Der australische Regisseur Baz Luhrmann zählt mit seinem extravaganten Elvis-Biopic in diesem Jahr erneut zu den großen Oscar-Favoriten. Einstweilen ruft er im Rahmen einer aktuellen Kampagne zu mehr Kreativität und Einfallsreichtum im Alltag auf. Mitmachen kann… jeder! Im Interview spricht er über seinen eigenen kreativen Prozess, Angst und Abenteuerlust, gute Ratschläge und die Neugier an der Welt.
Woher stammt die Idee zu dieser Kampagne?
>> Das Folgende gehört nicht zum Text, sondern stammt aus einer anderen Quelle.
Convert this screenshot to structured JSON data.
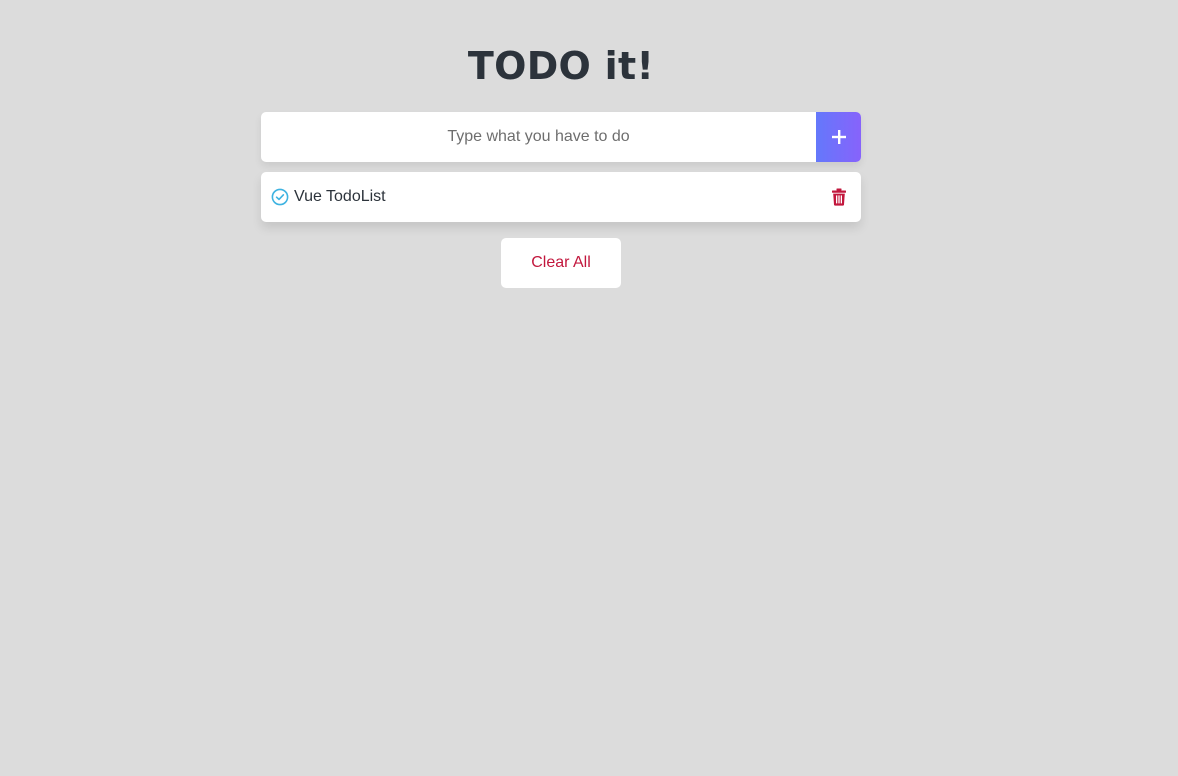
{
  "header": {
    "title": "TODO it!"
  },
  "input": {
    "placeholder": "Type what you have to do",
    "value": "",
    "add_button_icon": "plus-icon"
  },
  "todos": [
    {
      "text": "Vue TodoList",
      "completed": false,
      "check_icon": "check-circle-icon",
      "delete_icon": "trash-icon"
    }
  ],
  "footer": {
    "clear_label": "Clear All"
  },
  "colors": {
    "background": "#dcdcdc",
    "title": "#2c333b",
    "accent_gradient_start": "#6478fb",
    "accent_gradient_end": "#8763fb",
    "check": "#3eb3e1",
    "danger": "#c2173d"
  }
}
Nach fünf Jahren ununterbrochener Arbeit an Elvis und anschließender Pressetour war ich reif für eine Auszeit. Aber ich bin nicht der Typ, der sich unter eine Palme legt und nichts tut. Außerdem habe ich in letzter Zeit viel darüber nachgedacht, wie ich selbst angefangen habe, ein «Kreativer» zu werden. Ich bin in einer abgelegenen Kleinstadt auf dem Land aufgewachsen, da gab es auf den ersten Blick wenig Möglichkeiten. Aber es braucht nicht viel, um kreativ zu sein. Für mich waren es nicht nur Geschichten oder Filme, die mich inspiriert haben, oder ein Fake-Radiosender, den wir uns ausdachten. Es waren vielmehr die Momente, in denen wir zum Fluss hinunter gingen, um ein Abenteuer zu erleben. Denn jedes Abenteuer ist an sich schon ein kreativer Akt.
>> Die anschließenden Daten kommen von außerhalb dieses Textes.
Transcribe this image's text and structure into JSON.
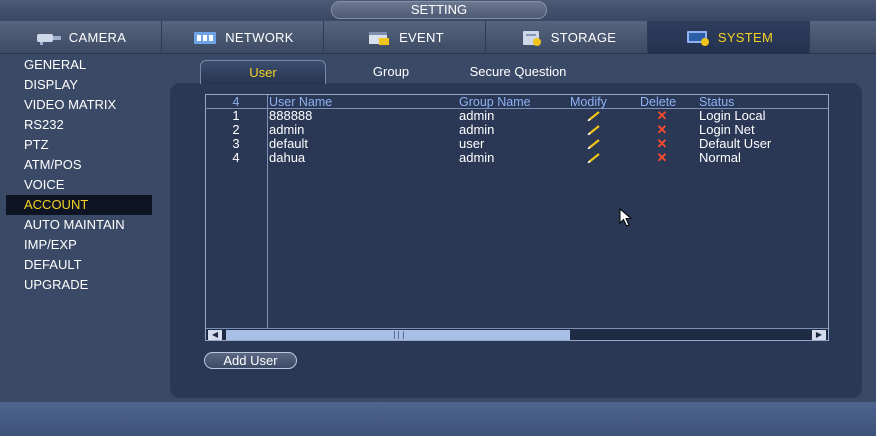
{
  "window": {
    "title": "SETTING"
  },
  "main_tabs": [
    {
      "label": "CAMERA",
      "icon": "camera-icon"
    },
    {
      "label": "NETWORK",
      "icon": "network-icon"
    },
    {
      "label": "EVENT",
      "icon": "event-icon"
    },
    {
      "label": "STORAGE",
      "icon": "storage-icon"
    },
    {
      "label": "SYSTEM",
      "icon": "system-icon",
      "active": true
    }
  ],
  "sidebar": {
    "items": [
      {
        "label": "GENERAL"
      },
      {
        "label": "DISPLAY"
      },
      {
        "label": "VIDEO MATRIX"
      },
      {
        "label": "RS232"
      },
      {
        "label": "PTZ"
      },
      {
        "label": "ATM/POS"
      },
      {
        "label": "VOICE"
      },
      {
        "label": "ACCOUNT",
        "active": true
      },
      {
        "label": "AUTO MAINTAIN"
      },
      {
        "label": "IMP/EXP"
      },
      {
        "label": "DEFAULT"
      },
      {
        "label": "UPGRADE"
      }
    ]
  },
  "sub_tabs": [
    {
      "label": "User",
      "active": true
    },
    {
      "label": "Group"
    },
    {
      "label": "Secure Question"
    }
  ],
  "user_table": {
    "count": "4",
    "columns": {
      "user_name": "User Name",
      "group_name": "Group Name",
      "modify": "Modify",
      "delete": "Delete",
      "status": "Status"
    },
    "rows": [
      {
        "num": "1",
        "user_name": "888888",
        "group_name": "admin",
        "status": "Login Local"
      },
      {
        "num": "2",
        "user_name": "admin",
        "group_name": "admin",
        "status": "Login Net"
      },
      {
        "num": "3",
        "user_name": "default",
        "group_name": "user",
        "status": "Default User"
      },
      {
        "num": "4",
        "user_name": "dahua",
        "group_name": "admin",
        "status": "Normal"
      }
    ]
  },
  "actions": {
    "add_user_label": "Add User"
  },
  "colors": {
    "accent": "#f5d21e",
    "header_text": "#8fb2f2",
    "delete_icon": "#ff4a2e",
    "modify_icon": "#f0c419",
    "panel": "#2a3755",
    "background": "#3a4a66"
  },
  "cursor_icon": "mouse-pointer-icon"
}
Was erwarten Sie sich von dem Projekt?
Wir vertrauen darauf, dass die Leute den Mut haben, einfach alles zu machen. Das heißt nicht, dass es gleich ein Film werden muss. Klar kann man das auch machen, und wenn jemand eine Idee hat, ist das großartig. Oder wenn Leute Musik spielen, das ist toll. Es ist aber genauso gut, wenn jemand am Strand ein paar Muscheln einsammelt und daraus einen Kronleuchter macht. Oder ein anderer merkt, dass es in seinem Leben ein Muster gibt, dass er oder sie einfach durchbrechen wollen. Auch das ist ein kreativer Akt, und darum geht es hier.
Und jeder kann mitmachen?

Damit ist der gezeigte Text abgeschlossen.